Steps toward enhancing the quality of life.

Reviewed by Shaun Kerry, M.D.
Diplomate, American Board of Psychiatry and Neurology

For more than two decades, the author
has been studying states of "optimal experience" (happiness, in plain English) - those times when people report feelings of concentration and deep enjoyment.

These investigations have revealed that what makes experience genuinely satisfying is a state of consciousness called flow - a state of concentration so focused that it amounts to absolute absorption in an activity.

   
Everyone experiences flow from time to time and will recognize
its characteristics: People typically feel strong, alert, in effortless control, unselfconscious, and at the peak of their abilities.  Both the sense of time and the emotional problems seem to disappear, and there is an exhilarating feeling of transcendence.

This feeling can be controlled, and not just left to chance, by setting ourselves challenges - tasks that are neither too difficult nor too simple for our abilities.  With such goals, we learn to order the information that enters consciousness and thereby improve the quality of our lives.

Flow is interrupted by internal conflict and a preoccupation with socially conditioned desires.  People in a state of flow are alert and attentive, constantly processing information from their surroundings.  The focus is still set by the person's goal, but is open enough to notice and adapt to external events.  The total involvement with the environment is described as "expanded consciousness" by people who practice meditation.
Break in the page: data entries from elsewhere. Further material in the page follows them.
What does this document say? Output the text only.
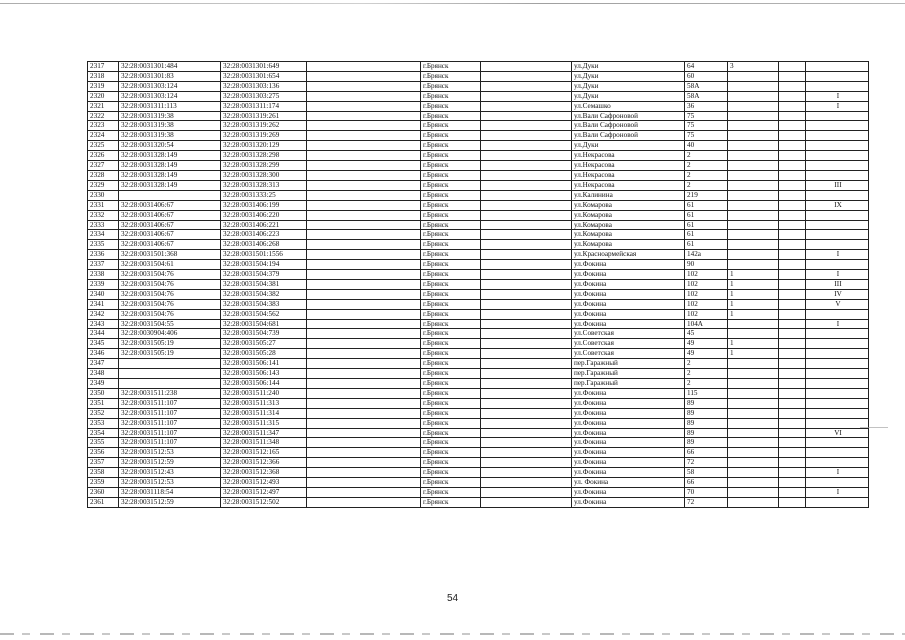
2317	32:28:0031301:484	32:28:0031301:649		г.Брянск		ул.Дуки	64	3		
2318	32:28:0031301:83	32:28:0031301:654		г.Брянск		ул.Дуки	60			
2319	32:28:0031303:124	32:28:0031303:136		г.Брянск		ул.Дуки	58А			
2320	32:28:0031303:124	32:28:0031303:275		г.Брянск		ул.Дуки	58А			I
2321	32:28:0031311:113	32:28:0031311:174		г.Брянск		ул.Семашко	36			I
2322	32:28:0031319:38	32:28:0031319:261		г.Брянск		ул.Вали Сафроновой	75			
2323	32:28:0031319:38	32:28:0031319:262		г.Брянск		ул.Вали Сафроновой	75			
2324	32:28:0031319:38	32:28:0031319:269		г.Брянск		ул.Вали Сафроновой	75			
2325	32:28:0031320:54	32:28:0031320:129		г.Брянск		ул.Дуки	40			
2326	32:28:0031328:149	32:28:0031328:298		г.Брянск		ул.Некрасова	2			
2327	32:28:0031328:149	32:28:0031328:299		г.Брянск		ул.Некрасова	2			
2328	32:28:0031328:149	32:28:0031328:300		г.Брянск		ул.Некрасова	2			
2329	32:28:0031328:149	32:28:0031328:313		г.Брянск		ул.Некрасова	2			III
2330		32:28:0031333:25		г.Брянск		ул.Калинина	219			
2331	32:28:0031406:67	32:28:0031406:199		г.Брянск		ул.Комарова	61			IX
2332	32:28:0031406:67	32:28:0031406:220		г.Брянск		ул.Комарова	61			
2333	32:28:0031406:67	32:28:0031406:221		г.Брянск		ул.Комарова	61			
2334	32:28:0031406:67	32:28:0031406:223		г.Брянск		ул.Комарова	61			
2335	32:28:0031406:67	32:28:0031406:268		г.Брянск		ул.Комарова	61			
2336	32:28:0031501:368	32:28:0031501:1556		г.Брянск		ул.Красноармейская	142a			I
2337	32:28:0031504:61	32:28:0031504:194		г.Брянск		ул.Фокина	90			
2338	32:28:0031504:76	32:28:0031504:379		г.Брянск		ул.Фокина	102	1		I
2339	32:28:0031504:76	32:28:0031504:381		г.Брянск		ул.Фокина	102	1		III
2340	32:28:0031504:76	32:28:0031504:382		г.Брянск		ул.Фокина	102	1		IV
2341	32:28:0031504:76	32:28:0031504:383		г.Брянск		ул.Фокина	102	1		V
2342	32:28:0031504:76	32:28:0031504:562		г.Брянск		ул.Фокина	102	1		
2343	32:28:0031504:55	32:28:0031504:681		г.Брянск		ул.Фокина	104А			I
2344	32:28:0030904:406	32:28:0031504:739		г.Брянск		ул.Советская	45			
2345	32:28:0031505:19	32:28:0031505:27		г.Брянск		ул.Советская	49	1		
2346	32:28:0031505:19	32:28:0031505:28		г.Брянск		ул.Советская	49	1		
2347		32:28:0031506:141		г.Брянск		пер.Гаражный	2			
2348		32:28:0031506:143		г.Брянск		пер.Гаражный	2			
2349		32:28:0031506:144		г.Брянск		пер.Гаражный	2			
2350	32:28:0031511:238	32:28:0031511:240		г.Брянск		ул.Фокина	115			
2351	32:28:0031511:107	32:28:0031511:313		г.Брянск		ул.Фокина	89			
2352	32:28:0031511:107	32:28:0031511:314		г.Брянск		ул.Фокина	89			
2353	32:28:0031511:107	32:28:0031511:315		г.Брянск		ул.Фокина	89			
2354	32:28:0031511:107	32:28:0031511:347		г.Брянск		ул.Фокина	89			VI
2355	32:28:0031511:107	32:28:0031511:348		г.Брянск		ул.Фокина	89			
2356	32:28:0031512:53	32:28:0031512:165		г.Брянск		ул.Фокина	66			
2357	32:28:0031512:59	32:28:0031512:366		г.Брянск		ул.Фокина	72			
2358	32:28:0031512:43	32:28:0031512:368		г.Брянск		ул.Фокина	58			I
2359	32:28:0031512:53	32:28:0031512:493		г.Брянск		ул. Фокина	66			
2360	32:28:0031118:54	32:28:0031512:497		г.Брянск		ул.Фокина	70			I
2361	32:28:0031512:59	32:28:0031512:502		г.Брянск		ул.Фокина	72			
54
The rock climber Yvon Chouinard described one of his ascents on the fearsome El Capitan in Yosemite: "Each individual crystal in the granite stood out in bold relief.  The varied shapes of the clouds never ceased to attract our attention.  For the first time, we noticed tiny bugs that were all over the walls, so tiny that they were barely noticeable.  I stared at one for fifteen minutes, watching him move and admiring his brilliant red color.  

"How could one ever be bored
with so many good things to see and feel!  This unity with our joyous surroundings, this ultra-penetrating perception, gave us a feeling that we had not had for years."

Children experience flow in the freedom of play.  Play has been called: "the work of childhood."  The importance of healthy social play in child development should not be underestimated.

Lifelong flow depends on self-knowledge, which is a process of continuous discovery.  Out of that self-knowledge can come a passion for a special interest that can develop into an important part of the advancement of civilization. 

At some point, for most people, our present educational system interrupts flow.  Internal gratification is replaced by external judgment and "hope," that fraudulent lie that if you suffer in the present, you will be happy in the future. 

There is absolutely no justification for an educational system interfering with flow.  Absolutely none.  To do that blocks real learning and real happiness. 

One of the reasons that home schooled children are more successful than institutionally schooled children is that the rigid structure that blocks the flow is absent.  It would be wonderful if society could appreciate this process and allow the two systems to merge.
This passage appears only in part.